Dengan apa yang dipresentasikannya pada Dogtooth (2009) dan The Lobster (2015), rasanya tidak akan ada yang begitu terkejut dengan narasi yang dihadirkan Yorgos Lanthimos dalam The Killing of a Sacred Deer. Mendasarkan naskah cerita yang ia tulis bersama Efthymis Filippou pada drama panggung kuno asal Yunani, Iphigenia in Aulis, karangan Euripides – dimana dikisahkan Raja Yunani, Agamemnon, diharuskan untuk mengorbankan puterinya, Iphigenia, sebagai hukuman akibat ketidaksengajaannya membunuh salah satu rusa milik Dewi Artemis – Lanthimos sekali lagi membuktikan kejeniusannya dalam merangkai metafora cerita untuk menyampaikan pengisahannya yang (seperti biasa) dipenuhi oleh satir mengenai kehidupan umat manusia. Sebuah petualangan “gila” yang tidak akan dilupakan oleh para penontonnya begitu saja.
The Killing of a Sacred Deer berkisah mengenai kehidupan pasangan Steven (Colin Farrell) dan Anna Murphy (Nicole Kidman) beserta kedua anak mereka, Kim (Raffey Cassidy) dan Bob (Sunny Suljic), yang berubah setelah mereka berkenalan dengan seorang remaja bernama Martin (Barry Keoghan). Akibat kelalaiannya di masa lalu yang dianggap telah membunuh ayahnya, Martin memberikan kutukan pada Steven Murphy dimana ia akan menyaksikan setiap anggota keluarganya mengalami kelumpuhan dan akhirnya menemui kematian mereka masing-masing. Satu-satunya cara untuk menghentikan kutukan tersebut adalah Steven Murphy harus memilih untuk mengorbankan (baca: membunuh) salah satu dari anggota keluarganya. Dan pria yang bekerja sebagai dokter bedah tersebut harus segera menemukan jalan keluar untuk dapat menyelamatkan keluarganya.

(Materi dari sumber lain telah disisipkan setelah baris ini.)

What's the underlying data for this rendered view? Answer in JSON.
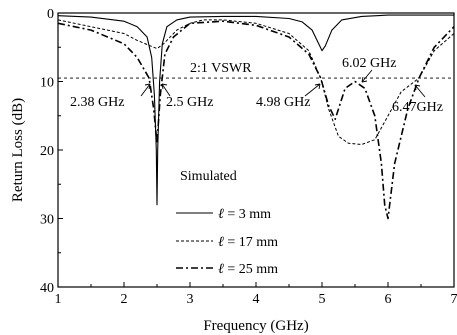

Jika ingin melirik dan membandingkan film-film yang berada dalam jajaran filmografi Lanthimos, The Killing of a Sacred Deer jelas terasa sebagai sebuah lanjutan dari pola pengisahan Lanthimos yang kini terasa semakin ringan – kualitas yang sebelumnya begitu menonjol dalam penceritaan The Lobster. Bukan berarti Lanthimos kehilangan sentuhan khas penceritaannya dalam kedua film teranyarnya tersebut. Lanthimos masih dengan leluasa memainkan berbagai metafora pengisahan yang ia sampaikan melalui gestur para karakter, dialog yang mereka sampaikan, maupun konflik-konflik yang disajikan dalam naskah cerita filmnya. Kesan dingin dan berjarak yang semenjak dahulu meliputi atmosfer pengisahan Lanthimos juga masih tampil kuat dalam menghantui para penonton. Namun, di saat yang bersamaan, Lanthimos secara perlahan mampu memberikan warna pengisahan yang lebih universal bagi para penonton yang berasal dari kalangan yang lebih luas untuk mampu menyelami jalan cerita filmnya.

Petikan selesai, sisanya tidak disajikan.